Mara wurde leichenblaß und zuckte zusammen. Aber Yolanthe nahm auch diese Erklärung mit der stolzen Miene einer Königin entgegen. Nichts in ihren unbewegten Zügen verriet, daß sie überrascht oder erschrocken war, ihren Anbeter als Mörder verdächtigt zu sehen.

Und nichts konnte gleichgiltiger klingen als der Ton, in dem sie nun sagte: »Wenn die Dinge so stehen, habe ich allerdings kein Recht, beleidigt zu sein. Immerhin glaube ich, daß Dr. Sturm seine Anwesenheit irgendwie wird erklären können, denn ich halte ihn einer schlechten Handlung nicht für fähig. Was mich betrifft, so möchte ich bitten, mich nun zurückziehen zu dürfen ... wir hatten seit gestern so viel Schweres durchzumachen, daß ich mich wirklich kaum mehr fähig fühle, gleichgiltigeren Dingen Aufmerksamkeit zu schenken.«

»Selbstverständlich! Ich bitte nochmals um Vergebung.«

Yolanthe neigte mit unvergleichlicher Grazie den Kopf zum Gruß und schritt, ihre Schwester mit sich ziehend, aus dem Gemach.

Mara, die dem Auftritt wie versteinert beigewohnt hatte, ließ sich willenlos fortführen. Ihr Antlitz war schneeweiß, die grauen Augen hatten einen völlig abwesenden Blick.

Erst als die Schwestern Yolanthes Zimmer betreten hatten, löste sich der Bann, der über Maras Wesen lag.
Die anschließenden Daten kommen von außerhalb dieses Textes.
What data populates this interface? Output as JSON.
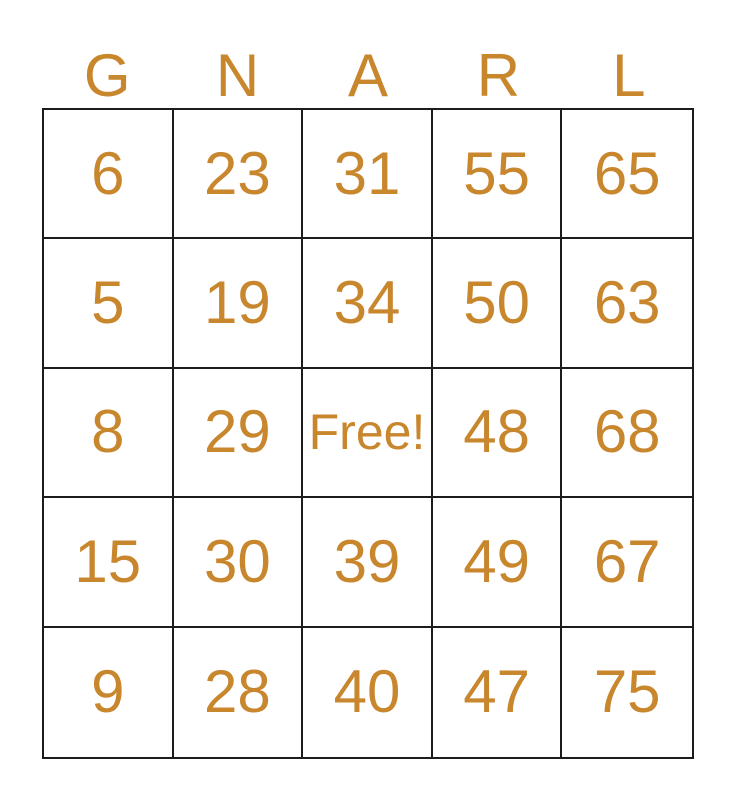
{
  "page": {
    "background_color": "#FFFFFF"
  },
  "bingo_card": {
    "accent_color": "#C8862D",
    "grid_line_color": "#1C1C1C",
    "cell_background_color": "#FFFFFF",
    "header_letters": [
      "G",
      "N",
      "A",
      "R",
      "L"
    ],
    "rows": [
      [
        "6",
        "23",
        "31",
        "55",
        "65"
      ],
      [
        "5",
        "19",
        "34",
        "50",
        "63"
      ],
      [
        "8",
        "29",
        "Free!",
        "48",
        "68"
      ],
      [
        "15",
        "30",
        "39",
        "49",
        "67"
      ],
      [
        "9",
        "28",
        "40",
        "47",
        "75"
      ]
    ],
    "free_cell_label": "Free!"
  }
}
Mit einer heftigen Gebärde riß sie ihren Arm aus dem der Schwester und rief leidenschaftlich:

»Oh du ... du! Fremde Leute konntest du belügen, aber mich nicht! Mir sollst du Rechenschaft geben ...«

Sie verstummte erschrocken. Denn auch von Yolanthes Gesicht war die gleichgiltige Ruhe wie eine Maske abgefallen.

Kein Tropfen Blut war in dem plötzlich ganz entstellten Gesicht, dessen Zähne wie im Frost aneinander schlugen, während die eben noch so stolz und ruhig blickenden Augen angstvoll umherglitten und die Worte nur abgerissen über die Lippen kamen.
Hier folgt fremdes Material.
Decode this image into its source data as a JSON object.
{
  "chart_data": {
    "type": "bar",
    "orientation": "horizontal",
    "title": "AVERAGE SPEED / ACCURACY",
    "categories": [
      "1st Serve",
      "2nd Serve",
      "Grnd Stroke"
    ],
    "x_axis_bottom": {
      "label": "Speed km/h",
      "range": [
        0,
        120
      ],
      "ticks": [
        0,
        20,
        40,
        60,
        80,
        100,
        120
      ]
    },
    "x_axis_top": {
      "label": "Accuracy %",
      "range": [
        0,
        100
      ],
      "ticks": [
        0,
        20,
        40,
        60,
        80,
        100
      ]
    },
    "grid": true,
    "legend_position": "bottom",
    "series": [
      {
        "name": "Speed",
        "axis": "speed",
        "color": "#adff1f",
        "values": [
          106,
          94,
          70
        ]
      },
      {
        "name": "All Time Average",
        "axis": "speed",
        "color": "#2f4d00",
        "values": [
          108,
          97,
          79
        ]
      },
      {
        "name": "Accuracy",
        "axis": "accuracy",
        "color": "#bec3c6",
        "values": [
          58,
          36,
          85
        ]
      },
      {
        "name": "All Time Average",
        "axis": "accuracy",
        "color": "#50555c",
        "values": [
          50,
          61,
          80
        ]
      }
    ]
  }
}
»Laß mich ... hast du denn nicht begriffen ... was es mich kostete ... siehst du nicht ... daß ich am Ende ... aller Kräfte ...«

Und plötzlich sank sie leblos wie ein geknicktes Rohr zu Boden.

Es dauerte eine lange Weile, ehe sie unter Maras Bemühungen die Augen wieder aufschlug. Ihr Atem ging rasch und eine fiebrige Röte bedeckte ihre Wangen, während sie lange schweigend nach der weißlackierten Decke emporstarrte, als suche sie dort nach einem Ausweg aus schweren Gedanken.

So fremd und hart war dieser unverwandt nach oben gerichtete Blick, daß Mara in dem Glauben, sie sei noch immer nicht bei voller Besinnung, sie durch keine Frage zu stören wagte.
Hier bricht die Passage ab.